Thank you, Admiral Architzel.
Oceana’s 75th anniversary is another reminder of just how important the military is to our nation. The military presence in Hampton Roads has positively shaped our community, and it has created a sustained and strong industrial base.
Whether you are here representing a branch of the military or a defense supplier, we are all here with one primary goal in mind: to contribute to our military strength and success. I’m honored to be here this morning representing Newport News Shipbuilding.
For people unfamiliar with our shipyard, we are the nation’s sole designer, builder and refueler of nuclear-powered aircraft carriers. We are also one of two companies that build nuclear-powered submarines.

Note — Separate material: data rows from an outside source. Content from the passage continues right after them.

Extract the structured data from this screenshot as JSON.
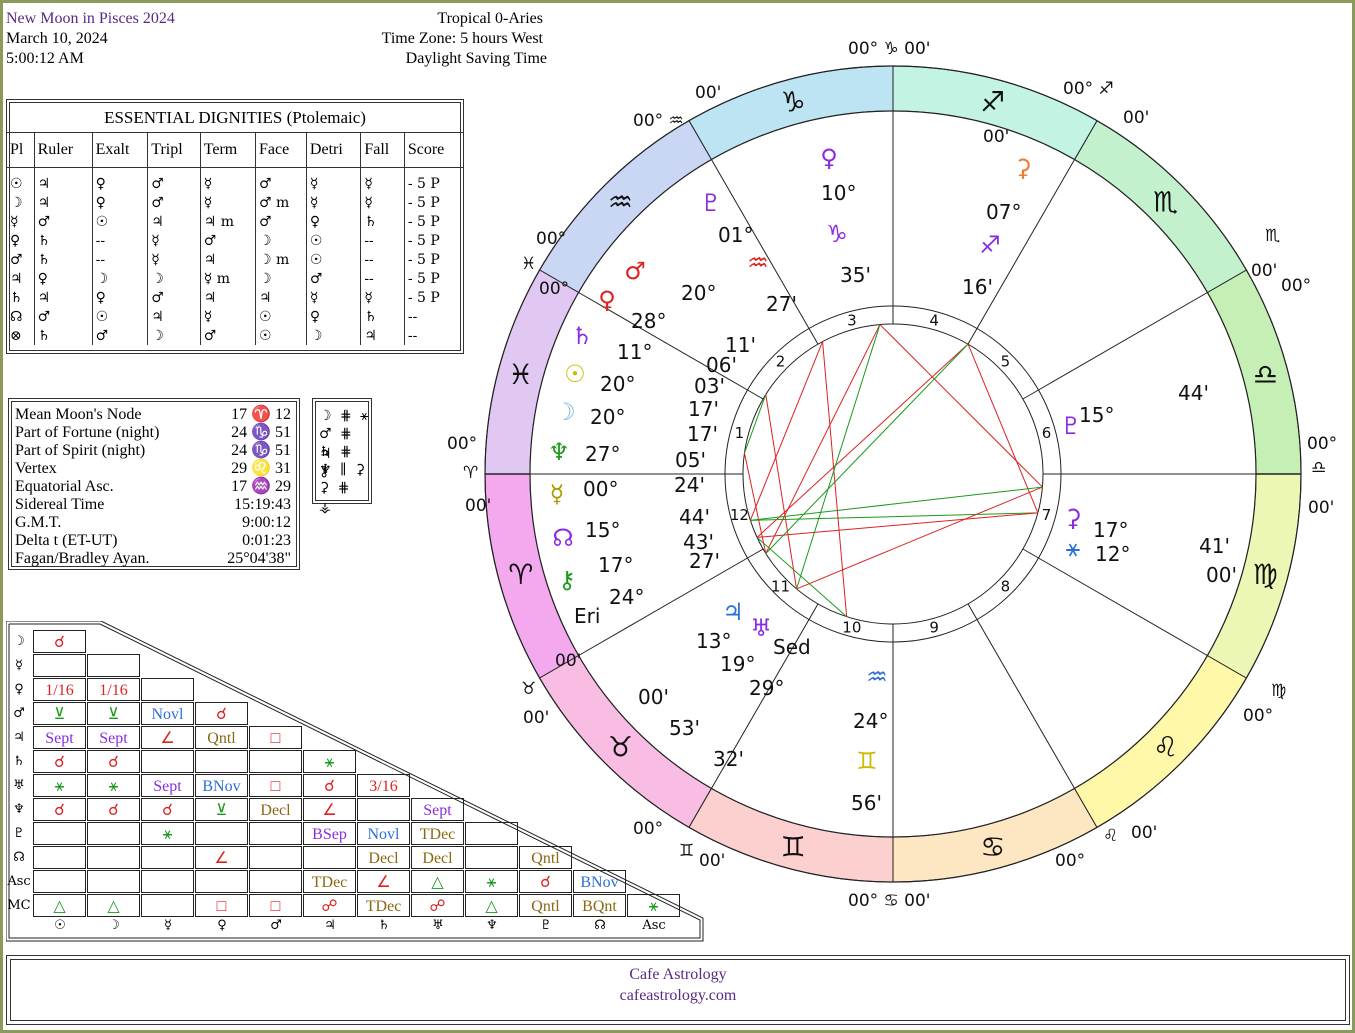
{
  "header": {
    "title": "New Moon in Pisces 2024",
    "date": "March 10, 2024",
    "time": "5:00:12 AM",
    "zodiac": "Tropical 0-Aries",
    "timezone": "Time Zone: 5 hours West",
    "dst": "Daylight Saving Time"
  },
  "dignities": {
    "caption": "ESSENTIAL DIGNITIES  (Ptolemaic)",
    "columns": [
      "Pl",
      "Ruler",
      "Exalt",
      "Tripl",
      "Term",
      "Face",
      "Detri",
      "Fall",
      "Score"
    ],
    "rows": [
      [
        "☉",
        "♃",
        "♀",
        "♂",
        "☿",
        "♂",
        "☿",
        "☿",
        "- 5 P"
      ],
      [
        "☽",
        "♃",
        "♀",
        "♂",
        "☿",
        "♂  m",
        "☿",
        "☿",
        "- 5 P"
      ],
      [
        "☿",
        "♂",
        "☉",
        "♃",
        "♃  m",
        "♂",
        "♀",
        "♄",
        "- 5 P"
      ],
      [
        "♀",
        "♄",
        "--",
        "☿",
        "♂",
        "☽",
        "☉",
        "--",
        "- 5 P"
      ],
      [
        "♂",
        "♄",
        "--",
        "☿",
        "♃",
        "☽  m",
        "☉",
        "--",
        "- 5 P"
      ],
      [
        "♃",
        "♀",
        "☽",
        "☽",
        "☿  m",
        "☽",
        "♂",
        "--",
        "- 5 P"
      ],
      [
        "♄",
        "♃",
        "♀",
        "♂",
        "♃",
        "♃",
        "☿",
        "☿",
        "- 5 P"
      ],
      [
        "☊",
        "♂",
        "☉",
        "♃",
        "☿",
        "☉",
        "♀",
        "♄",
        "--"
      ],
      [
        "⊗",
        "♄",
        "♂",
        "☽",
        "♂",
        "☉",
        "☽",
        "♃",
        "--"
      ]
    ]
  },
  "points": [
    {
      "label": "Mean Moon's Node",
      "value": "17 ♈ 12"
    },
    {
      "label": "Part of Fortune (night)",
      "value": "24 ♑ 51"
    },
    {
      "label": "Part of Spirit (night)",
      "value": "24 ♑ 51"
    },
    {
      "label": "Vertex",
      "value": "29 ♌ 31"
    },
    {
      "label": "Equatorial Asc.",
      "value": "17 ♒ 29"
    },
    {
      "label": "Sidereal Time",
      "value": "15:19:43"
    },
    {
      "label": "G.M.T.",
      "value": "9:00:12"
    },
    {
      "label": "Delta t (ET-UT)",
      "value": "0:01:23"
    },
    {
      "label": "Fagan/Bradley Ayan.",
      "value": "25°04'38\""
    }
  ],
  "mini_aspects": [
    "☽ ⋕ ⚹",
    "♂ ⋕ ♃",
    "♄ ⋕ ⚷",
    "♆ ∥ ⚳",
    "⚳ ⋕ ⚶"
  ],
  "aspect_grid": {
    "row_labels": [
      "☽",
      "☿",
      "♀",
      "♂",
      "♃",
      "♄",
      "♅",
      "♆",
      "♇",
      "☊",
      "Asc",
      "MC"
    ],
    "col_labels": [
      "☉",
      "☽",
      "☿",
      "♀",
      "♂",
      "♃",
      "♄",
      "♅",
      "♆",
      "♇",
      "☊",
      "Asc"
    ],
    "rows": [
      [
        {
          "t": "☌",
          "c": "#d22"
        }
      ],
      [
        {
          "t": "",
          "c": "#000"
        },
        {
          "t": "",
          "c": "#000"
        }
      ],
      [
        {
          "t": "1/16",
          "c": "#d22"
        },
        {
          "t": "1/16",
          "c": "#d22"
        },
        {
          "t": "",
          "c": "#000"
        }
      ],
      [
        {
          "t": "⊻",
          "c": "#1a9a1a"
        },
        {
          "t": "⊻",
          "c": "#1a9a1a"
        },
        {
          "t": "Novl",
          "c": "#2b6fd6"
        },
        {
          "t": "☌",
          "c": "#d22"
        }
      ],
      [
        {
          "t": "Sept",
          "c": "#8a2be2"
        },
        {
          "t": "Sept",
          "c": "#8a2be2"
        },
        {
          "t": "∠",
          "c": "#d22"
        },
        {
          "t": "Qntl",
          "c": "#8b6914"
        },
        {
          "t": "□",
          "c": "#d22"
        }
      ],
      [
        {
          "t": "☌",
          "c": "#d22"
        },
        {
          "t": "☌",
          "c": "#d22"
        },
        {
          "t": "",
          "c": "#000"
        },
        {
          "t": "",
          "c": "#000"
        },
        {
          "t": "",
          "c": "#000"
        },
        {
          "t": "⚹",
          "c": "#1a9a1a"
        }
      ],
      [
        {
          "t": "⚹",
          "c": "#1a9a1a"
        },
        {
          "t": "⚹",
          "c": "#1a9a1a"
        },
        {
          "t": "Sept",
          "c": "#8a2be2"
        },
        {
          "t": "BNov",
          "c": "#2b6fd6"
        },
        {
          "t": "□",
          "c": "#d22"
        },
        {
          "t": "☌",
          "c": "#d22"
        },
        {
          "t": "3/16",
          "c": "#d22"
        }
      ],
      [
        {
          "t": "☌",
          "c": "#d22"
        },
        {
          "t": "☌",
          "c": "#d22"
        },
        {
          "t": "☌",
          "c": "#d22"
        },
        {
          "t": "⊻",
          "c": "#1a9a1a"
        },
        {
          "t": "Decl",
          "c": "#8b6914"
        },
        {
          "t": "∠",
          "c": "#d22"
        },
        {
          "t": "",
          "c": "#000"
        },
        {
          "t": "Sept",
          "c": "#8a2be2"
        }
      ],
      [
        {
          "t": "",
          "c": "#000"
        },
        {
          "t": "",
          "c": "#000"
        },
        {
          "t": "⚹",
          "c": "#1a9a1a"
        },
        {
          "t": "",
          "c": "#000"
        },
        {
          "t": "",
          "c": "#000"
        },
        {
          "t": "BSep",
          "c": "#8a2be2"
        },
        {
          "t": "Novl",
          "c": "#2b6fd6"
        },
        {
          "t": "TDec",
          "c": "#8b6914"
        },
        {
          "t": "",
          "c": "#000"
        }
      ],
      [
        {
          "t": "",
          "c": "#000"
        },
        {
          "t": "",
          "c": "#000"
        },
        {
          "t": "",
          "c": "#000"
        },
        {
          "t": "∠",
          "c": "#d22"
        },
        {
          "t": "",
          "c": "#000"
        },
        {
          "t": "",
          "c": "#000"
        },
        {
          "t": "Decl",
          "c": "#8b6914"
        },
        {
          "t": "Decl",
          "c": "#8b6914"
        },
        {
          "t": "",
          "c": "#000"
        },
        {
          "t": "Qntl",
          "c": "#8b6914"
        }
      ],
      [
        {
          "t": "",
          "c": "#000"
        },
        {
          "t": "",
          "c": "#000"
        },
        {
          "t": "",
          "c": "#000"
        },
        {
          "t": "",
          "c": "#000"
        },
        {
          "t": "",
          "c": "#000"
        },
        {
          "t": "TDec",
          "c": "#8b6914"
        },
        {
          "t": "∠",
          "c": "#d22"
        },
        {
          "t": "△",
          "c": "#1a9a1a"
        },
        {
          "t": "⚹",
          "c": "#1a9a1a"
        },
        {
          "t": "☌",
          "c": "#d22"
        },
        {
          "t": "BNov",
          "c": "#2b6fd6"
        }
      ],
      [
        {
          "t": "△",
          "c": "#1a9a1a"
        },
        {
          "t": "△",
          "c": "#1a9a1a"
        },
        {
          "t": "",
          "c": "#000"
        },
        {
          "t": "□",
          "c": "#d22"
        },
        {
          "t": "□",
          "c": "#d22"
        },
        {
          "t": "☍",
          "c": "#d22"
        },
        {
          "t": "TDec",
          "c": "#8b6914"
        },
        {
          "t": "☍",
          "c": "#d22"
        },
        {
          "t": "△",
          "c": "#1a9a1a"
        },
        {
          "t": "Qntl",
          "c": "#8b6914"
        },
        {
          "t": "BQnt",
          "c": "#8b6914"
        },
        {
          "t": "⚹",
          "c": "#1a9a1a"
        }
      ]
    ]
  },
  "wheel": {
    "cusp_labels": [
      {
        "t": "00° ♑ 00'"
      },
      {
        "t": "00'"
      },
      {
        "t": "00° ♒"
      },
      {
        "t": "00° ♐"
      },
      {
        "t": "00'"
      },
      {
        "t": "00'"
      },
      {
        "t": "♓"
      },
      {
        "t": "00°"
      },
      {
        "t": "00° "
      },
      {
        "t": "♏"
      },
      {
        "t": "00'"
      },
      {
        "t": "00°"
      },
      {
        "t": "♈"
      },
      {
        "t": "00'"
      },
      {
        "t": "00°"
      },
      {
        "t": "♎"
      },
      {
        "t": "00'"
      },
      {
        "t": "00°"
      },
      {
        "t": "♉"
      },
      {
        "t": "00'"
      },
      {
        "t": "00'"
      },
      {
        "t": "♍"
      },
      {
        "t": "00°"
      },
      {
        "t": "00°"
      },
      {
        "t": "♊"
      },
      {
        "t": "00'"
      },
      {
        "t": "00° ♋ 00'"
      },
      {
        "t": "00°"
      },
      {
        "t": "♌"
      },
      {
        "t": "00'"
      }
    ],
    "planet_labels": [
      {
        "t": "10°"
      },
      {
        "t": "35'"
      },
      {
        "t": "01°"
      },
      {
        "t": "27'"
      },
      {
        "t": "07°"
      },
      {
        "t": "16'"
      },
      {
        "t": "20°"
      },
      {
        "t": "28°"
      },
      {
        "t": "11'"
      },
      {
        "t": "06'"
      },
      {
        "t": "11°"
      },
      {
        "t": "03'"
      },
      {
        "t": "20°"
      },
      {
        "t": "17'"
      },
      {
        "t": "20°"
      },
      {
        "t": "17'"
      },
      {
        "t": "27°"
      },
      {
        "t": "05'"
      },
      {
        "t": "00°"
      },
      {
        "t": "24'"
      },
      {
        "t": "15°"
      },
      {
        "t": "44'"
      },
      {
        "t": "17°"
      },
      {
        "t": "43'"
      },
      {
        "t": "24°"
      },
      {
        "t": "27'"
      },
      {
        "t": "15°"
      },
      {
        "t": "44'"
      },
      {
        "t": "17°"
      },
      {
        "t": "12°"
      },
      {
        "t": "41'"
      },
      {
        "t": "00'"
      },
      {
        "t": "13°"
      },
      {
        "t": "19°"
      },
      {
        "t": "29°"
      },
      {
        "t": "00'"
      },
      {
        "t": "53'"
      },
      {
        "t": "32'"
      },
      {
        "t": "24°"
      },
      {
        "t": "56'"
      },
      {
        "t": "Eri"
      },
      {
        "t": "Sed"
      }
    ],
    "house_numbers": [
      "1",
      "2",
      "3",
      "4",
      "5",
      "6",
      "7",
      "8",
      "9",
      "10",
      "11",
      "12"
    ]
  },
  "footer": {
    "line1": "Cafe Astrology",
    "line2": "cafeastrology.com"
  }
}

We also provide significant support to the naval shipyards by supplying Newport News shipbuilders to augment naval shipyard labor resources.
Our nuclear aircraft carrier experience began with CVN 65—the Enterprise—and we’ve built every nuclear-powered carrier since, including 10 Nimitz-class carriers and CVN 78—the first of the Ford class.

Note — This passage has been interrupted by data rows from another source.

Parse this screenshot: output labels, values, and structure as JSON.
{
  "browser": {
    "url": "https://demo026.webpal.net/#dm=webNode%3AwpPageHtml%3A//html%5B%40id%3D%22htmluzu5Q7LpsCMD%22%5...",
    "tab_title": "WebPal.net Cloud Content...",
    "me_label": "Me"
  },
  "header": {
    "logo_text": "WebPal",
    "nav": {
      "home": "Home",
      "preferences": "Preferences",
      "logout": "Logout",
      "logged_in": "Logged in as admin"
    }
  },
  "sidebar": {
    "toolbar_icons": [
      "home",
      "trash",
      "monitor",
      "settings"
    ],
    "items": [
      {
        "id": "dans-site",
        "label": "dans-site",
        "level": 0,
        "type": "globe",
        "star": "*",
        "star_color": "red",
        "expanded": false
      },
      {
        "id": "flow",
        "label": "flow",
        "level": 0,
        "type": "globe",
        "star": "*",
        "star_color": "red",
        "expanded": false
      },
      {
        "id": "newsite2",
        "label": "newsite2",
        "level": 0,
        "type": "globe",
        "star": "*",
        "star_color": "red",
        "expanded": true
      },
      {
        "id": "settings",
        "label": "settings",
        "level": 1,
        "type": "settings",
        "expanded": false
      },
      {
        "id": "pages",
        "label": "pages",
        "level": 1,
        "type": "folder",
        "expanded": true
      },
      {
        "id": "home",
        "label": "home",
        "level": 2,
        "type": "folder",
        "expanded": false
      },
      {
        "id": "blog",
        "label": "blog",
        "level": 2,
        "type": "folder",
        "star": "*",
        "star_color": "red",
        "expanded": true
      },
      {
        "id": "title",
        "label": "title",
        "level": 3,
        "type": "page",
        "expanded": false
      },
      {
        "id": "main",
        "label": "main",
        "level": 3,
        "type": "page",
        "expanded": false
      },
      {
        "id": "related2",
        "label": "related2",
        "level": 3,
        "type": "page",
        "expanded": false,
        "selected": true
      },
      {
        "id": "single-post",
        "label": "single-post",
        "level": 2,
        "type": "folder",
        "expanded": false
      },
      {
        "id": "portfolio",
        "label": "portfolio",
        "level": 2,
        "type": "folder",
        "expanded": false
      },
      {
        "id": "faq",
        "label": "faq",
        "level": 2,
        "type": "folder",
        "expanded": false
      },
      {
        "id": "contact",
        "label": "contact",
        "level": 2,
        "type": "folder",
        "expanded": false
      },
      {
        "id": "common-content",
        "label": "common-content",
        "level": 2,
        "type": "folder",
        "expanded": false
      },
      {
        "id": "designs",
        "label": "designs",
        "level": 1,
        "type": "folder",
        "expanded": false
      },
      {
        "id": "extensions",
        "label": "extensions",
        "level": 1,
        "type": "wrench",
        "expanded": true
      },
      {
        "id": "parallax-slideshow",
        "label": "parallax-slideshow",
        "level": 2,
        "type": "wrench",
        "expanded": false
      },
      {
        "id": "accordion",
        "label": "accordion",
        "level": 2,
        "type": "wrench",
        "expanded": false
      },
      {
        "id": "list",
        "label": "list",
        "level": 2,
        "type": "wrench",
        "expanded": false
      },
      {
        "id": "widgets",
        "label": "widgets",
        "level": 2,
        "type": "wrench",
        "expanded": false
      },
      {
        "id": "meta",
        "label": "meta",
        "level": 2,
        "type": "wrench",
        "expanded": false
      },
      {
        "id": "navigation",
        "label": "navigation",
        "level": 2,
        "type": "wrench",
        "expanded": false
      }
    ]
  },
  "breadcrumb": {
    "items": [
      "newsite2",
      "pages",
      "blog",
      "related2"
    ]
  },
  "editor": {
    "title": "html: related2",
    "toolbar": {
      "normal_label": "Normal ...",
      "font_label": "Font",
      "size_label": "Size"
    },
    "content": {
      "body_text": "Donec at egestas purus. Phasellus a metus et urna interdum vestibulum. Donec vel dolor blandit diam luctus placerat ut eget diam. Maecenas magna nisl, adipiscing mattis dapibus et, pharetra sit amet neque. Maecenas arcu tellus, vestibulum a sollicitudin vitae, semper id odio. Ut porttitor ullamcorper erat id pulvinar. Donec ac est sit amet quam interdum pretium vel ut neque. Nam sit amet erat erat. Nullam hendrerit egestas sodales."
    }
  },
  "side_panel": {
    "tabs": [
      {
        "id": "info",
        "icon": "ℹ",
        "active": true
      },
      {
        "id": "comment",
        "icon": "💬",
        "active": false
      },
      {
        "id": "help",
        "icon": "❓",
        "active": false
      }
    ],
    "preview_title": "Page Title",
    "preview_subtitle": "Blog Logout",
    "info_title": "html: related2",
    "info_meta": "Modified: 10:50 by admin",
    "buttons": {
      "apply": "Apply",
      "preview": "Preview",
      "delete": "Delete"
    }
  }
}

We are about 48 percent complete on the second Ford-class carrier, CVN 79, the John F. Kennedy —which, is on track to use about 18 percent fewer construction man hours than its predecessor. With each carrier we build, we benefit from lessons learned and capital investments we are making in our shipyard to make aircraft carrier construction more affordable.

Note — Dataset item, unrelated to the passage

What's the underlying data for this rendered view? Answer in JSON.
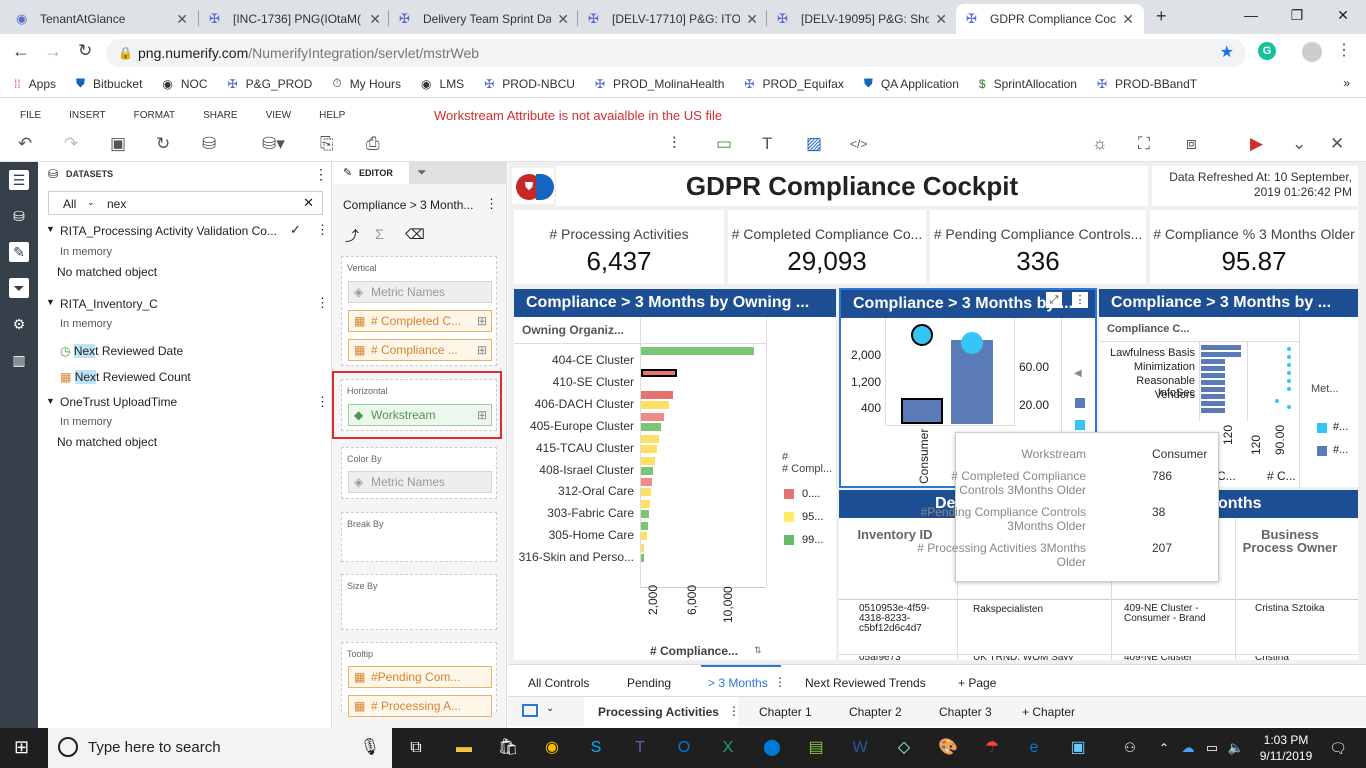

We work closely with the Navy to leverage our experience, our facilities—and those lessons learned—to continuously drive down cost. Everything we’re doing in the yard—including the implementation of our digital shipbuilding initiative—is transforming how we build ships. We always have an eye toward increasing efficiency and affordability.
Just as important, is the Navy’s need for more capable ships. Nimitz-class aircraft carriers will be a critical platform in the Navy fleet for at least another four decades. But the mission and operation of CVNs today, coupled with current technologies, is outgrowing the 1960s design of the Nimitz-class ships.
On Ford, we added nearly three times the electrical power generation to support the future need for additional capabilities. Ford will require less maintenance, fewer operators and about 4 billion dollars less total ownership cost during its 50-year life.
Ford’s digital design has facilitated our digital shipbuilding initiative at Newport News Shipbuilding, and we are already seeing greater efficiencies using digital tools and processes. We continue to invest in our facilities and improve our assembly approach, allowing more construction to occur indoors, under cover, and building larger units with significantly more outfitting. Savings can also be realized before construction even begins.
To that end, we submitted a proposal to the Navy in May for a CVN 80 and 81 block buy contract, similar to the successful Virginia-class submarine model. The Navy recognizes the value in this approach. And on Monday, President Trump signed the 2019 National Defense Authorization Act that signals stability and predictability.
We think these are all steps in the right direction toward returning to a 12-carrier fleet and achieving the 355-ship Navy that our nation needs. And we will continue to do our part to deliver the most capable carriers in the world at the lowest possible cost. We are proud of our role supporting the mission of our nation’s warfighters—and we feel we are a true teammate and partner in this relationship.
Thank you for inviting industry to participate here today, and congratulations to Oceana on their 75th anniversary.